Smartphone sales continue to slide across the globe with a drop of 2.7 percent estimated in the first quarter of 2019.
Research agency Gartner says that in Q1 2019, 373 million units were sold, with Samsung retaining the top spot as the most popular vendor, followed by Huawei and Apple.
The United States and China saw smartphone sales declines of 15.8 percent and 3.2 percent, respectively.
Of the handsets that were sold over Q1 2019, Samsung secured a 19.2 percent market share, Huawei snagged 15.7 percent, and Apple maintained an11.9 percent slice of the pie.
Samsung and Apple's market shares have declined since the first quarter of 2018. Huawei, however, despite recent political upheaval, warnings over national security, and 5G equipment bans enjoyed the strongest growth recorded year-over-year.
Gartner says that the Chinese device manufacturer achieved year-over-year growth of 44.5 percent and smartphone sales totaling 58.4 million units.
Huawei performed well in both Europe and China over Q1 2019. The company claims a loyal local base, is a dominant player in China and caters for both entry and premium smartphone users.
While Huawei is bridging the gap and fast catching up to Samsung, Google's recent decision to withdraw Android support for Huawei has the potential to rock the company's current standing in worldwide market share.

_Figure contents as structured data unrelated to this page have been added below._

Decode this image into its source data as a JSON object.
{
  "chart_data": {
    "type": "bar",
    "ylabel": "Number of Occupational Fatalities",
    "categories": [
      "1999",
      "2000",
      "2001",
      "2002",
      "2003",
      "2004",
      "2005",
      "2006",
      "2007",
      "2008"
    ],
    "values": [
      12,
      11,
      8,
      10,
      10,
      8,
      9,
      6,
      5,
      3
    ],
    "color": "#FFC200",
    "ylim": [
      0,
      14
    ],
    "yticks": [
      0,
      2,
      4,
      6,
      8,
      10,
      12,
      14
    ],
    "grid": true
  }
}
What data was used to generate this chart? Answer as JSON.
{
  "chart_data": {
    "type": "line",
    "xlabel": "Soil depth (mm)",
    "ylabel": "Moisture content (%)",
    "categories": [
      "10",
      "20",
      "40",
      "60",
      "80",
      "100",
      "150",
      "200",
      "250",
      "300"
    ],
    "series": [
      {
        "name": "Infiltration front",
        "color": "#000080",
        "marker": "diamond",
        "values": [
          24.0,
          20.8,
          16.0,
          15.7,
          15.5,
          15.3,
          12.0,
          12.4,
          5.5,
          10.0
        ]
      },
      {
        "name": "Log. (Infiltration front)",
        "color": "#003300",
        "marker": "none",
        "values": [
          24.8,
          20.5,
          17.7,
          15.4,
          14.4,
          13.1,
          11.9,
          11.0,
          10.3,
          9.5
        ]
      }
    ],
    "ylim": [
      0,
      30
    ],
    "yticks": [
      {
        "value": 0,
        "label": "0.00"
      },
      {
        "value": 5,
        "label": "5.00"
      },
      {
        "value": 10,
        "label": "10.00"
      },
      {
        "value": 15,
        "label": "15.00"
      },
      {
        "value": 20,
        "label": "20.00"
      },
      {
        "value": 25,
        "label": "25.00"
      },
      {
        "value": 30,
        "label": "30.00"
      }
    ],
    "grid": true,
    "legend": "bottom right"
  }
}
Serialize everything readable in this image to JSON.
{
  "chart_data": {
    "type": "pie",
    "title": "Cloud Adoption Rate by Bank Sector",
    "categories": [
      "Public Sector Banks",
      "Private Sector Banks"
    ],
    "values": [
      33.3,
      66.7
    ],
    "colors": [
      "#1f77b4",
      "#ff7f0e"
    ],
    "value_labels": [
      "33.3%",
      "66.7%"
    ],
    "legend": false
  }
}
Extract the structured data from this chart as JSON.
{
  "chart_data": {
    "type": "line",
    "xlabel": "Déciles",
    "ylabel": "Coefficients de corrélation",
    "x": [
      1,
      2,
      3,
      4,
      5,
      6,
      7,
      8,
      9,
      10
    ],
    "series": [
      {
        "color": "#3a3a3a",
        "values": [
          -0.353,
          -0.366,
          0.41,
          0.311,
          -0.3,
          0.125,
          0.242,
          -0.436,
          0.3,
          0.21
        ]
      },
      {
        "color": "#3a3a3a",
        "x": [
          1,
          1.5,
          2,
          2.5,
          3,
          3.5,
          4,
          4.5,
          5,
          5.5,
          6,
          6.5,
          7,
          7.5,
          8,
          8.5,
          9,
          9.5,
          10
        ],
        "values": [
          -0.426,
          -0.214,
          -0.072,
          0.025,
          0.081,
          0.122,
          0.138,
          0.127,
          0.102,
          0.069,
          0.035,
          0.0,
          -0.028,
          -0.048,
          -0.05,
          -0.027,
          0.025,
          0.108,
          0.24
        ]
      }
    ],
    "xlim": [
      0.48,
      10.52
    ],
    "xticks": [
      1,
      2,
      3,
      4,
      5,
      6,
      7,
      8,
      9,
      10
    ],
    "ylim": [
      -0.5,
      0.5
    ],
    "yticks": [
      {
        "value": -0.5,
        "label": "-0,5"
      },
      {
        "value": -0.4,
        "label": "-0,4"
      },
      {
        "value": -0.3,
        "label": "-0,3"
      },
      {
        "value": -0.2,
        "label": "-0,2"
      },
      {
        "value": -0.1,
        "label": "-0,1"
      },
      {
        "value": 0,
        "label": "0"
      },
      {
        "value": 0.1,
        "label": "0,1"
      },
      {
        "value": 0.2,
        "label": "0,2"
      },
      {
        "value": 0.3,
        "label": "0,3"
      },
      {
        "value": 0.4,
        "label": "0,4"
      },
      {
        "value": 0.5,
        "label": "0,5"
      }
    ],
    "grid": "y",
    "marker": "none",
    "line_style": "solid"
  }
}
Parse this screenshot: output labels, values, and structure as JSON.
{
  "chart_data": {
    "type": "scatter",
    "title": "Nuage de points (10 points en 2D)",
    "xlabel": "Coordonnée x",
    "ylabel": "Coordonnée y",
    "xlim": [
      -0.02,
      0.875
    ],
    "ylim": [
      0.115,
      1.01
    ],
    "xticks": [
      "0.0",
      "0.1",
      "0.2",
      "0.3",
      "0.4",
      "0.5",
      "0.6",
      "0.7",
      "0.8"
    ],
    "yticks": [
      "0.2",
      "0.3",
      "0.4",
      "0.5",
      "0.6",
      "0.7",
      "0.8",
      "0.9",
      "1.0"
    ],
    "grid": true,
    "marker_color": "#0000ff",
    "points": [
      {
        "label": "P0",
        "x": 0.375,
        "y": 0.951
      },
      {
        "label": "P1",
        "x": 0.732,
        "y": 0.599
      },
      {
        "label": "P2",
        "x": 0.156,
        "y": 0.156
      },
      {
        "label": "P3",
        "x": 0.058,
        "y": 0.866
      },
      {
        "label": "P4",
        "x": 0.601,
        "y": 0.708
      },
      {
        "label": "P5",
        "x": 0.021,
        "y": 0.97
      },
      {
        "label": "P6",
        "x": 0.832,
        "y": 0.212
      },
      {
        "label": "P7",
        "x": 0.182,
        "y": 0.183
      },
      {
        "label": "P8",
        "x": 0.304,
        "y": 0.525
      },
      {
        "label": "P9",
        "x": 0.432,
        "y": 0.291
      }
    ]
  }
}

Google is planning to block the vendor's access to future Android updates, which may force the firm to create a homebrew operating system in the future for its devices. To consumers used to Android and iOS, this may end up being a reason to drop the brand in their future handset upgrades.
"Unavailability of Google apps and services on Huawei smartphones, if implemented, will upset Huawei's international smartphone business which is almost half of its worldwide phone business," said Anshul Gupta, senior research director at Gartner. "Not the least it brings apprehension among buyers, limiting Huawei's growth in the near term."
While the smartphone market has become concentrated and congested with competition ramping up to secure customer loyalty worldwide, this does not mean the industry has stopped innovating.
Many vendors are now exploring how to change the form factor to appeal to consumers; and in particular, foldable designs are now being developed.
Foldable phones which can transition into tablets for additional screen space and functionality are expected to represent five percent of the premium smartphone market -- 30 million units -- by 2023, Gartner says.
Samsung and Huawei, among others, are showing off designs at present, but as the hardware problems associated with the Samsung Galaxy Fold reveal, a successful shift to foldable devices is a process which can't be rushed.